Just wonder if anyone else struggles to accept they are depressed? I have usually always been a happy upbeat person but have recently developed anxiety and depression. I cant tell which came first, but i suppose it's possible that I have had some degree of depression for a while. I know I have certainly felt low and had some financial difficulties and other stressful life circumstances that have made me feel so down for a long time. I realise that perhaps over the last year I have avoided social situations and lacked motivation - so perhaps these were the early signs. What bothers me though is that my friends have had much more stressful life circumstances recently and they're not off work with depression. I feel like im being silly!!

My doctor has put me on citalopram, i am having CBT and I have had to be signed off work.

I dont like saying im depressed, i dont want my friends/colleagues to know and i have tried to discount the fact that i might be for some time...


xxxx

purplesky
06-06-12, 14:53
Yes, I still struggle to accept it after many years. There is a lot of stigma in society surrounding it, so we all strive to avoid it, until it bites and we have no choice but to accept it I think.
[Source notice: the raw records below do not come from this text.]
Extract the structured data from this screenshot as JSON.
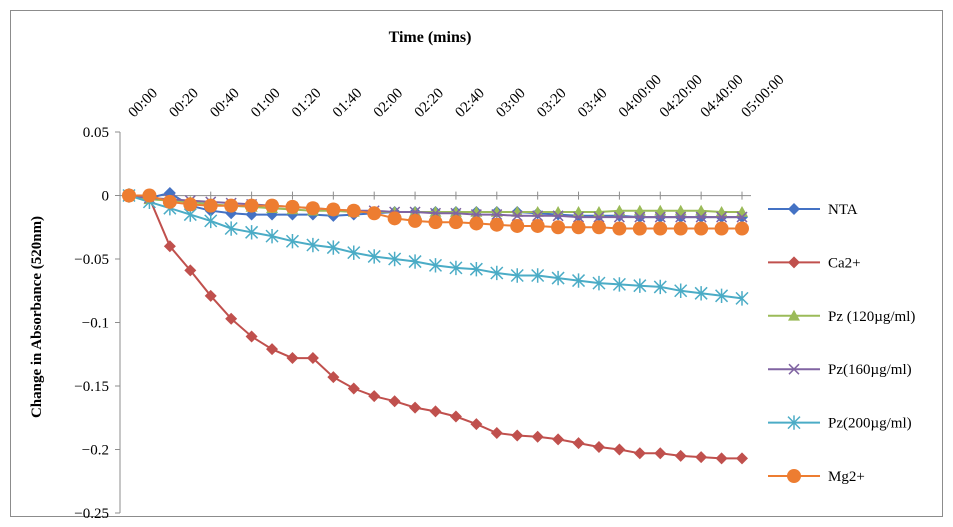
{
  "chart_data": {
    "type": "line",
    "title": "",
    "xlabel": "Time  (mins)",
    "ylabel": "Change  in Absorbance (520nm)",
    "x_axis_position": "top",
    "ylim": [
      -0.25,
      0.05
    ],
    "yticks": [
      0.05,
      0,
      -0.05,
      -0.1,
      -0.15,
      -0.2,
      -0.25
    ],
    "ytick_labels": [
      "0.05",
      "0",
      "−0.05",
      "−0.1",
      "−0.15",
      "−0.2",
      "−0.25"
    ],
    "xtick_labels": [
      "00:00",
      "00:20",
      "00:40",
      "01:00",
      "01:20",
      "01:40",
      "02:00",
      "02:20",
      "02:40",
      "03:00",
      "03:20",
      "03:40",
      "04:00:00",
      "04:20:00",
      "04:40:00",
      "05:00:00"
    ],
    "point_count": 31,
    "grid": false,
    "legend_position": "right",
    "series": [
      {
        "name": "NTA",
        "color": "#4472C4",
        "marker": "diamond",
        "values": [
          0,
          -0.002,
          0.002,
          -0.008,
          -0.012,
          -0.014,
          -0.015,
          -0.015,
          -0.015,
          -0.015,
          -0.016,
          -0.015,
          -0.014,
          -0.013,
          -0.013,
          -0.013,
          -0.013,
          -0.013,
          -0.013,
          -0.013,
          -0.014,
          -0.015,
          -0.016,
          -0.016,
          -0.016,
          -0.017,
          -0.017,
          -0.017,
          -0.017,
          -0.017,
          -0.017
        ]
      },
      {
        "name": "Ca2+",
        "color": "#C0504D",
        "marker": "diamond",
        "values": [
          0,
          -0.002,
          -0.04,
          -0.059,
          -0.079,
          -0.097,
          -0.111,
          -0.121,
          -0.128,
          -0.128,
          -0.143,
          -0.152,
          -0.158,
          -0.162,
          -0.167,
          -0.17,
          -0.174,
          -0.18,
          -0.187,
          -0.189,
          -0.19,
          -0.192,
          -0.195,
          -0.198,
          -0.2,
          -0.203,
          -0.203,
          -0.205,
          -0.206,
          -0.207,
          -0.207
        ]
      },
      {
        "name": "Pz (120µg/ml)",
        "color": "#9BBB59",
        "marker": "triangle",
        "values": [
          0,
          -0.003,
          -0.004,
          -0.005,
          -0.007,
          -0.008,
          -0.009,
          -0.01,
          -0.011,
          -0.012,
          -0.012,
          -0.013,
          -0.013,
          -0.013,
          -0.013,
          -0.013,
          -0.013,
          -0.013,
          -0.013,
          -0.013,
          -0.013,
          -0.013,
          -0.013,
          -0.013,
          -0.012,
          -0.012,
          -0.012,
          -0.012,
          -0.012,
          -0.013,
          -0.013
        ]
      },
      {
        "name": "Pz(160µg/ml)",
        "color": "#8064A2",
        "marker": "x",
        "values": [
          0,
          -0.002,
          -0.003,
          -0.004,
          -0.005,
          -0.006,
          -0.007,
          -0.008,
          -0.009,
          -0.01,
          -0.011,
          -0.012,
          -0.012,
          -0.013,
          -0.013,
          -0.014,
          -0.014,
          -0.015,
          -0.015,
          -0.016,
          -0.016,
          -0.016,
          -0.017,
          -0.017,
          -0.017,
          -0.017,
          -0.017,
          -0.017,
          -0.017,
          -0.017,
          -0.017
        ]
      },
      {
        "name": "Pz(200µg/ml)",
        "color": "#4BACC6",
        "marker": "star",
        "values": [
          0,
          -0.005,
          -0.01,
          -0.015,
          -0.02,
          -0.026,
          -0.029,
          -0.032,
          -0.036,
          -0.039,
          -0.041,
          -0.045,
          -0.048,
          -0.05,
          -0.052,
          -0.055,
          -0.057,
          -0.058,
          -0.061,
          -0.063,
          -0.063,
          -0.065,
          -0.067,
          -0.069,
          -0.07,
          -0.071,
          -0.072,
          -0.075,
          -0.077,
          -0.079,
          -0.081
        ]
      },
      {
        "name": "Mg2+",
        "color": "#ED7D31",
        "marker": "circle",
        "values": [
          0,
          0,
          -0.005,
          -0.007,
          -0.008,
          -0.008,
          -0.008,
          -0.008,
          -0.009,
          -0.01,
          -0.011,
          -0.012,
          -0.014,
          -0.018,
          -0.02,
          -0.021,
          -0.021,
          -0.022,
          -0.023,
          -0.024,
          -0.024,
          -0.025,
          -0.025,
          -0.025,
          -0.026,
          -0.026,
          -0.026,
          -0.026,
          -0.026,
          -0.026,
          -0.026
        ]
      }
    ]
  }
}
Hopefully in most cases it is treated and the person moves on, but in some cases it goes on longer and that becomes difficult, because in my experience, other people can have just as much problem with accepting mental illness as we do.

It is individual, but getting support and help gives the best possible chance for recovery, so that is something to hold onto. As to who we tell, because it is still perceived negatively, choosing who to confide in is a minefield. Sometimes though, it can be a relief to tell people. It depends on our circumstance I suppose.

You know what, its normal to feel down occasionally, but sometimes that goes further and needs treatment whether meds or therapy or both. Being mentally well or being mentally ill is not quite so black and white as society likes us to believe I feel.

shotokansho
06-06-12, 14:54
It's truly horrible. I hate feeling depressed and I always try my best to hide it, I'm getting good at that now too! Until it all gets stored up and I end up exploding and being unable to control my emotions. I feel the same, like I don't deserve to be depressed and that there are many more people out there that have probably dealt with so much more and they seem strong and happy, which makes me quite envious to be honest. It's a hard road to go down and when I have good times I focus on that and try to use that to pull myself out of my depressive state.

Hellington Boots
06-06-12, 15:06
Thanks guys,

Glad it's not just me. I guess we're all individuals and can never predict why some people get low and why some don't. Fingers crossed we can all recover!

xxxx

Alicat
10-06-12, 14:29
Yeah, I'm the same. I don't really talk about it with my family, although they know I get depressed. I have some friends I can talk to and be honest with so I can accept it with them. With other people I don't because of the stigma attached to it.

I guess it's hard to think of myself as having depression cos I'm a bubbly person by nature.